Caroline Bock

creative nonfiction

Caroline Bock is the author of THE OTHER BEAUTIFUL PEOPLE, a workplace love story, inspired by her two-decade career at AMC, Bravo, IFC, and IFC Films (on sale June 2, 2026, Regal House Publishing). She is also the author of the young adult novels LIE and Before My Eyes, as well as the award-winning short story collection Carry Her Home. Her current work in progress is a hybrid shorts collection titled I Should Have Slept With Them All. She is the co-president/ prose editor at the Washington Writers’ Publishing House.

 

At Pickles Pub in Baltimore

Within the first fifteen minutes, I learn that you haven’t read a book in thirty years, but in the past three months, you’ve read three. All nonfiction—one I’ve recently read too, 1929. You’ve now read three books more than your son has ever read. Men in competition with their sons, I think: no good. You’re doing an afternoon walk-through with me. The big screens, bigger than I’ve ever seen, are all on, though the pub in all its iridescent yellow and purple is deserted. Baseball’s opening day is a month away; the cold scent of March rains knocks through, damp and beery, but you’re primed in a black-and-orange O’s jersey. I would’ve guessed you for a biker, in for a quick drink, not the pub manager—the bulk of you, the chest-long beard, the sideways glances with a kind of on-edge glee. Maybe you are just glad to talk about books, about economic history and collapse. I refocus us with an event detail: wasn’t there supposed to be a small stage? You assure me you can set up a literary reading tomorrow night. During the nation’s biggest gathering of writers, space is at a premium, or I wouldn’t be at his Pickles Pub. “You can handle poetry and short stories?” I query. “Yours?” you ask. “Mine, too,” and I give you my collection’s title: I Should Have Slept With Them All. And I can see that look—am I being serious with you? But I am. More about reading short versus long (1929 by Andrew Ross Sorkin is over 750 pages), where your daughter goes to college, that you never had a reading here, but always a first time, and I agree, a first for everything. Another fifteen minutes, done with logistics, your big arms pointing— the mic here, the bar food there—we‘re finished except you surprise me again by asking, “Too soon for a hug?” Half an hour, a hug? In your arms, I silently swear, I should sleep with you now.
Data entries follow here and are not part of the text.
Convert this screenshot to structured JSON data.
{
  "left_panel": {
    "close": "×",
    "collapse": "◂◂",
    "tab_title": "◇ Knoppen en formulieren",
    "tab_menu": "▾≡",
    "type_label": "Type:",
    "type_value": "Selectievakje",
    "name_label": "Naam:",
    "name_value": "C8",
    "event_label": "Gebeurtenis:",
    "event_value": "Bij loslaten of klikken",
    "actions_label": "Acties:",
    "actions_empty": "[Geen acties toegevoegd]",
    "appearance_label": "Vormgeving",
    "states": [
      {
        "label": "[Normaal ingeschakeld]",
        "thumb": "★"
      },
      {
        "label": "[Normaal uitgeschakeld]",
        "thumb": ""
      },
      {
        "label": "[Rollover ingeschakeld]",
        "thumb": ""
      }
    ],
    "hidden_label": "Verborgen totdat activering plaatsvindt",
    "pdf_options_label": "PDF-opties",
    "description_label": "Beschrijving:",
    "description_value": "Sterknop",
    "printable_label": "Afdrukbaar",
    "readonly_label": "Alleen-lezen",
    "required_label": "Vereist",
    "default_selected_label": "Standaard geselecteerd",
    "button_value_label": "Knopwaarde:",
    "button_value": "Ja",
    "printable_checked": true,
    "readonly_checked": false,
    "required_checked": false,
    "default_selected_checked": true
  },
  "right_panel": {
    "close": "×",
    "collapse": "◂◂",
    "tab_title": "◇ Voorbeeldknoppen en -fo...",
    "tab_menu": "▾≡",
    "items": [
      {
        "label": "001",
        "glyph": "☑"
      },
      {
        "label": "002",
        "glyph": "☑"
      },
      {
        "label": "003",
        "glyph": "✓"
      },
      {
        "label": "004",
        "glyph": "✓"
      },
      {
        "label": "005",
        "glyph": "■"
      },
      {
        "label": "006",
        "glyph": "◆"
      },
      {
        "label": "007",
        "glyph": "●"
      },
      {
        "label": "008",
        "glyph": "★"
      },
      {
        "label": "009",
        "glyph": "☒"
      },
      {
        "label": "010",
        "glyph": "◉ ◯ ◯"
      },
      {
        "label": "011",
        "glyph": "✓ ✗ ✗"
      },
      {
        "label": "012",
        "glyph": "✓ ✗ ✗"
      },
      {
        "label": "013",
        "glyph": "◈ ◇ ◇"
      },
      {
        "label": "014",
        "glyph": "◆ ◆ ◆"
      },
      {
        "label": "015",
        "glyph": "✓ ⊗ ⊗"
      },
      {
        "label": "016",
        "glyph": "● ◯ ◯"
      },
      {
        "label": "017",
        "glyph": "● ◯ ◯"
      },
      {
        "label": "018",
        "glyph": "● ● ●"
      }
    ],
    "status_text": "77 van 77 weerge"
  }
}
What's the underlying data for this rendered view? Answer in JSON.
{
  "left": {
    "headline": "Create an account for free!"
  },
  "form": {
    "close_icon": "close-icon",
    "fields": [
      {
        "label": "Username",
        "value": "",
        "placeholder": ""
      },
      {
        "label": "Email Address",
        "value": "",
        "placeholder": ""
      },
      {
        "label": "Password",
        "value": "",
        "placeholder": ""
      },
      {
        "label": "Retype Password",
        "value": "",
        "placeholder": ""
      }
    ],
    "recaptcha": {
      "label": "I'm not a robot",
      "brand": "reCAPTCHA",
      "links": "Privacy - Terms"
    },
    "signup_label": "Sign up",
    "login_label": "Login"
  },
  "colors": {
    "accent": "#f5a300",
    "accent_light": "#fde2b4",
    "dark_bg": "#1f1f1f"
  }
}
You walk me out of the pub, talking, mostly about books, the three you’ve read, the others you’d like to read, some would call you a raconteur, others a blowhard, a big talker. Those words that cascade over that rough beard, over that barrel-chest, are finally about a wife, as if that should be a warning or a coda to me. You don’t know that tell only makes you more appealing. I’m glad you have a spouse (I wish upon you a long and happy marriage). Your words are our forty-five-minute courtship. You want someone to listen to you, and I’m listening now. My skin bristles, though that might be the wind whipping rain over the Inner Harbor, or it might be that the words that bend me near your Orioles jersey also keep the chaos of the world at bay. Outside, it’s pickles-green against us on the building’s walls, making a statement. On the sidewalk, you take a breath. I once was at a sermon where it was said that G-d’s first breath started the universe. Then all the rest, all the words. Not that you, the manager of Pickles Pub, are god-like. Far from it. Though after about an hour, I feel like I’ve known you all my life. With all your words, you're earning yourself a place in those whipsaw what-if prayerful wild moments I hold close before sleep, that, I pray, will seed the moments before my last breath.

I am writing this series of linked micros—some more fiction than nonfiction—entitled I Should Have Slept With Them All, and this chance meeting, which truly happened during AWP this past March, felt like a gift. The reading, the next night, was pretty great too.